Suicide prevention in primary care

Several years ago, a college student asked me for feedback about an essay she’d written. I usually enjoy helping young writers, but this
request made me very uncomfortable. In the essay, the student detailed her long struggle with depression, including several hospitalizations and suicide attempts. She mentioned in the last paragraph that sometimes she still wished she were dead.

When we met for coffee to discuss her work, I told the student that as a doctor — not to mention the mother of a daughter her age — I could not comment on the literary merits of her essay without expressing concern about its content. Was she under a psychiatrist’s care? Did she feel safe? Did she have a support network to whom she could turn if she felt suicidal again?

The answer to all these questions was yes. She acknowledged that she still had dark thoughts now and then, but assured me that she would not harm herself. She was taking medication and seeing a therapist frequently. She had close relationships with her parents and with many friends in whom she could confide. We kept in touch for a few months afterward and, indeed, she seemed to be thriving.

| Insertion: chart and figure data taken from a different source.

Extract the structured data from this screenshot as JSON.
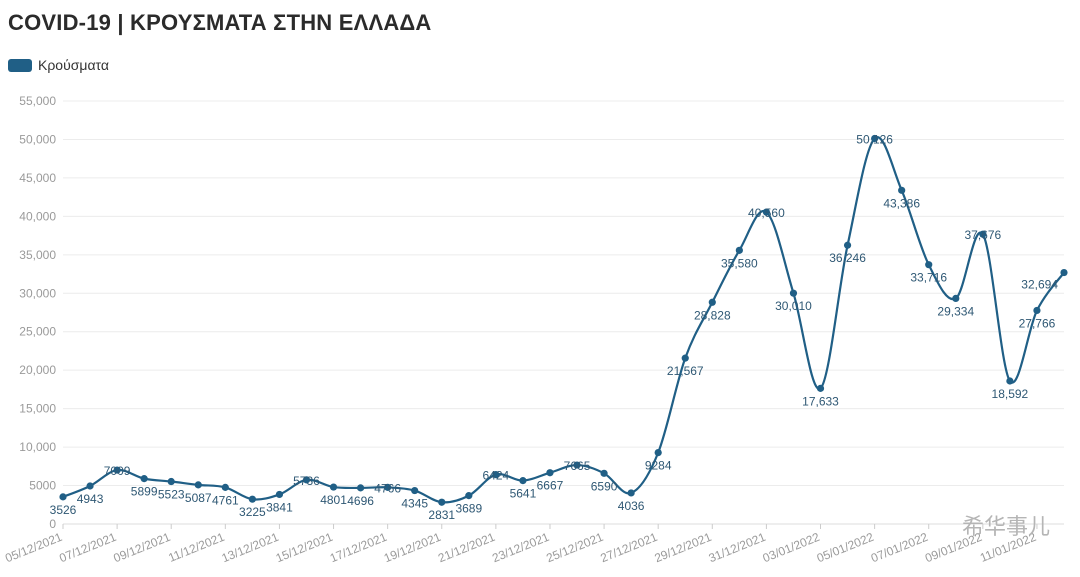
{
  "chart_data": {
    "type": "line",
    "title": "COVID-19 | ΚΡΟΥΣΜΑΤΑ ΣΤΗΝ ΕΛΛΑΔΑ",
    "series": [
      {
        "name": "Κρούσματα",
        "color": "#205f86",
        "values": [
          3526,
          4943,
          7009,
          5899,
          5523,
          5087,
          4761,
          3225,
          3841,
          5736,
          4801,
          4696,
          4766,
          4345,
          2831,
          3689,
          6424,
          5641,
          6667,
          7665,
          6590,
          4036,
          9284,
          21567,
          28828,
          35580,
          40560,
          30010,
          17633,
          36246,
          50126,
          43386,
          33716,
          29334,
          37676,
          18592,
          27766,
          32694
        ]
      }
    ],
    "data_labels": [
      "3526",
      "4943",
      "7009",
      "5899",
      "5523",
      "5087",
      "4761",
      "3225",
      "3841",
      "5736",
      "4801",
      "4696",
      "4766",
      "4345",
      "2831",
      "3689",
      "6424",
      "5641",
      "6667",
      "7665",
      "6590",
      "4036",
      "9284",
      "21,567",
      "28,828",
      "35,580",
      "40,560",
      "30,010",
      "17,633",
      "36,246",
      "50,126",
      "43,386",
      "33,716",
      "29,334",
      "37,676",
      "18,592",
      "27,766",
      "32,694"
    ],
    "x_tick_labels": [
      "05/12/2021",
      "07/12/2021",
      "09/12/2021",
      "11/12/2021",
      "13/12/2021",
      "15/12/2021",
      "17/12/2021",
      "19/12/2021",
      "21/12/2021",
      "23/12/2021",
      "25/12/2021",
      "27/12/2021",
      "29/12/2021",
      "31/12/2021",
      "03/01/2022",
      "05/01/2022",
      "07/01/2022",
      "09/01/2022",
      "11/01/2022"
    ],
    "y_ticks": [
      0,
      5000,
      10000,
      15000,
      20000,
      25000,
      30000,
      35000,
      40000,
      45000,
      50000,
      55000
    ],
    "y_tick_labels": [
      "0",
      "5000",
      "10,000",
      "15,000",
      "20,000",
      "25,000",
      "30,000",
      "35,000",
      "40,000",
      "45,000",
      "50,000",
      "55,000"
    ],
    "ylim": [
      0,
      55000
    ],
    "grid": true,
    "legend": "top-left"
  },
  "watermark": "希华事儿"
}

Earlier this month, the World Health Organization released its first report on suicide prevention. The report noted that suicide is a global crisis, causing 800,000 deaths per year worldwide. Though poverty, social isolation, and limited access to mental health care are all risk factors, neither wealth, popularity, nor psychiatric treatment make someone immune, as the recent suicide of comedian Robin Williams sadly highlighted.

The WHO report set a goal of reducing suicide rates 10 percent by 2020 and mentioned several steps that might be taken to do so, including limiting the availability of firearms, avoiding sensationalized media coverage of suicides, and increasing efforts to identify and treat people whose mental illness and substance abuse place them at high risk of self-harm.